The following op-ed was published on June 7th, 2010 in CNN.com.
“I read all about my condition on the Internet,” a recent patient proudly told me. Like other doctors, I’m seeing more patients research their symptoms thoroughly before setting foot in the exam room.
Patients are using the Web in unprecedented ways for their own health empowerment. According to the Pew Internet & American Life Project, 61 percent of American adults looked online for health information in 2009, up from 46 percent in 2000.
These “e-patients” are an essential part of the health care team, and play an increasingly influential role in the shared decision making process with their physicians.
Health technology commentator Esther Dyson observed in the Journal of Participatory Medicine that “the amount of medical knowledge is beyond the reach of any one person,” and, “because clinicians are overwhelmed … a huge amount of responsibility is devolving to individuals.” But she also noted that e-patients encounter physicians “who are often hostile to their efforts.”
Indeed, not every physician is enamored with the e-patient. In a TIME opinion piece, orthopedic surgeon Scott Haig called a patient who Googled her own health information a “brainsucker.” And, frustrated with the time needed to engage e-patients, he wondered, “if there [were] patients like this in poor, war-torn countries where the need for doctors is more dire.”
Most doctors, however, want their patients to be conscientious about their health and informed about their diseases. In a recent survey, health marketing firm Manhattan Research found that virtually all doctors had patients who searched for health information online, and more than two-thirds of physicians found this to be a positive trend.
Given that the majority of doctors support those who take a pro-active stance with their health, why would some patients perceive physicians as hostile to their empowerment?
Simply put, our health system does not promote the communication necessary for physicians to engage e-patients.
Most primary care doctors practice in an environment dominated by 15-minute office visits, where encounters are rushed and questions discouraged. Patients, on average, are interrupted less than 20 seconds after they start talking, and half of them leave their appointment without fully understanding what the doctor actually said.
As far back as a decade ago, more than two-thirds of physicians already reported not having enough time to spend with patients. And in the face of rising practice and malpractice insurance costs, doctors today are more fiscally pressured than ever to see a greater number of patients.
Harvard internist Katherine Treadway wrote in the New England Journal of Medicine that this leads to “care [becoming] increasingly fragmented, leaving patients angry and doctors frustrated. The time demands have exploded, which has eroded everyone’s ability to develop the personal, long-term relationships that are a great source of satisfaction for providers and comfort for patients.”
Furthermore, as other industries have embraced e-mail and digital record keeping, there is little financial incentive for doctors to use them. When a primary care doctor routinely sees 30 patients or more in a day, combined with hours wasted on health insurer bureaucracy, taking the additional time to e-mail patients is not fiscally feasible when it is not reimbursed by Medicare or most health insurers.
And with doctors receiving only 11 percent of the savings from implementing expensive digital records — most of which goes to health insurance companies or the government — it’s no wonder that only 13 percent of physicians have implemented an electronic record system.
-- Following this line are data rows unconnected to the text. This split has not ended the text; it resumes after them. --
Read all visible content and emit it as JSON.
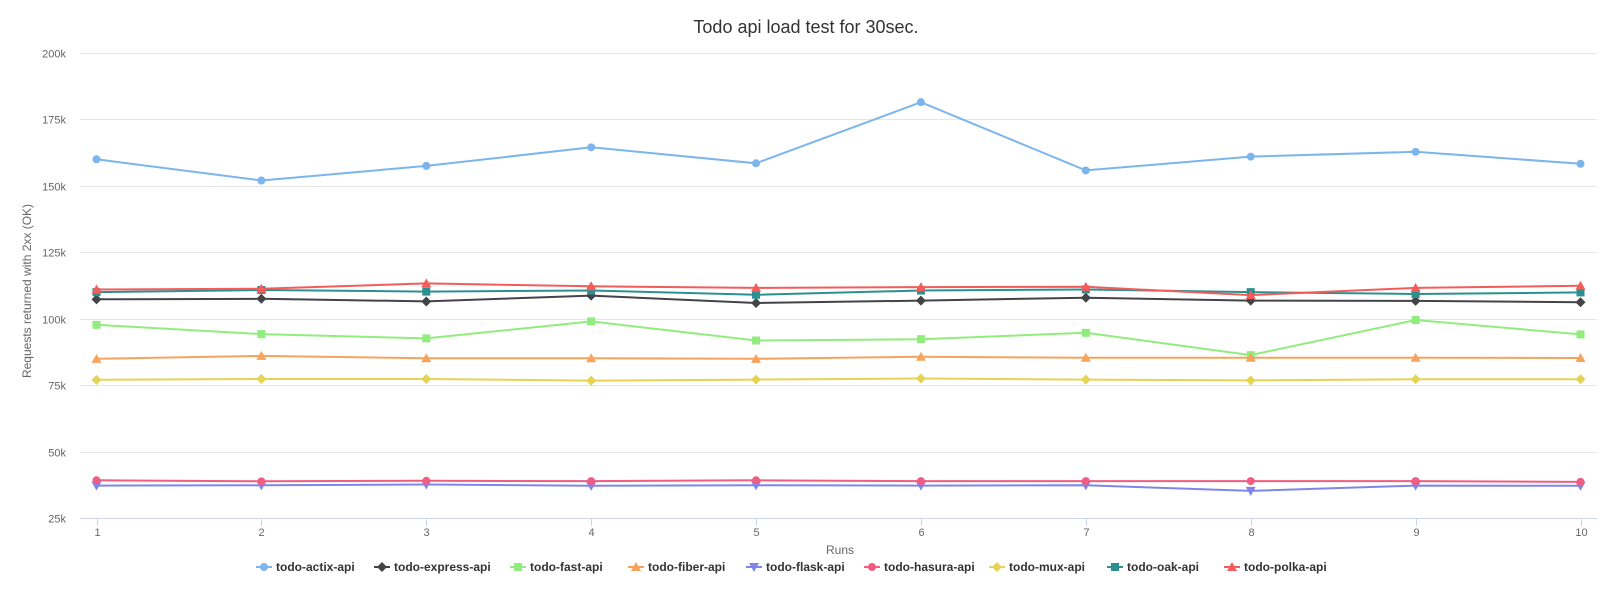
{
  "chart_data": {
    "type": "line",
    "title": "Todo api load test for 30sec.",
    "xlabel": "Runs",
    "ylabel": "Requests returned with 2xx (OK)",
    "x": [
      1,
      2,
      3,
      4,
      5,
      6,
      7,
      8,
      9,
      10
    ],
    "x_tick_labels": [
      "1",
      "2",
      "3",
      "4",
      "5",
      "6",
      "7",
      "8",
      "9",
      "10"
    ],
    "ylim": [
      25000,
      200000
    ],
    "y_ticks": [
      25000,
      50000,
      75000,
      100000,
      125000,
      150000,
      175000,
      200000
    ],
    "y_tick_labels": [
      "25k",
      "50k",
      "75k",
      "100k",
      "125k",
      "150k",
      "175k",
      "200k"
    ],
    "grid": true,
    "legend_position": "bottom",
    "series": [
      {
        "name": "todo-actix-api",
        "color": "#7cb5ec",
        "marker": "circle",
        "values": [
          160000,
          152000,
          157500,
          164500,
          158500,
          181500,
          155800,
          161000,
          162800,
          158300
        ]
      },
      {
        "name": "todo-express-api",
        "color": "#434348",
        "marker": "diamond",
        "values": [
          107300,
          107500,
          106500,
          108700,
          105900,
          106800,
          107900,
          106800,
          106700,
          106200
        ]
      },
      {
        "name": "todo-fast-api",
        "color": "#90ed7d",
        "marker": "square",
        "values": [
          97700,
          94200,
          92600,
          99000,
          91800,
          92300,
          94700,
          86300,
          99500,
          94100
        ]
      },
      {
        "name": "todo-fiber-api",
        "color": "#f7a35c",
        "marker": "triangle",
        "values": [
          84900,
          86000,
          85100,
          85100,
          84900,
          85700,
          85300,
          85300,
          85300,
          85200
        ]
      },
      {
        "name": "todo-flask-api",
        "color": "#8085e9",
        "marker": "triangle-down",
        "values": [
          37200,
          37300,
          37600,
          37100,
          37300,
          37200,
          37300,
          35200,
          37200,
          37100
        ]
      },
      {
        "name": "todo-hasura-api",
        "color": "#f15c80",
        "marker": "circle",
        "values": [
          39200,
          38800,
          39000,
          38900,
          39200,
          38900,
          38900,
          38900,
          38900,
          38600
        ]
      },
      {
        "name": "todo-mux-api",
        "color": "#e4d354",
        "marker": "diamond",
        "values": [
          77000,
          77300,
          77300,
          76700,
          77100,
          77500,
          77100,
          76800,
          77200,
          77200
        ]
      },
      {
        "name": "todo-oak-api",
        "color": "#2b908f",
        "marker": "square",
        "values": [
          110000,
          110800,
          110200,
          110600,
          109000,
          110600,
          111000,
          110000,
          109300,
          109900
        ]
      },
      {
        "name": "todo-polka-api",
        "color": "#f45b5b",
        "marker": "triangle",
        "values": [
          111000,
          111300,
          113300,
          112200,
          111600,
          111900,
          112000,
          108900,
          111600,
          112400
        ]
      }
    ]
  }
}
Most doctors applaud patients who want to play an active role in their health. But neither the time physicians spend with their patients, nor the use of the tools necessary to facilitate a stronger patient-doctor relationship, are valued. Instead of encouraging physicians to see more patients, Medicare and the health insurers need to reward doctors who take the effort to engage e-patients both in the exam room and outside the clinic.
E-patients can help, by recognizing the constraints on physicians and demanding that changes be made in the health system that will help doctors better meet the needs of empowered patients.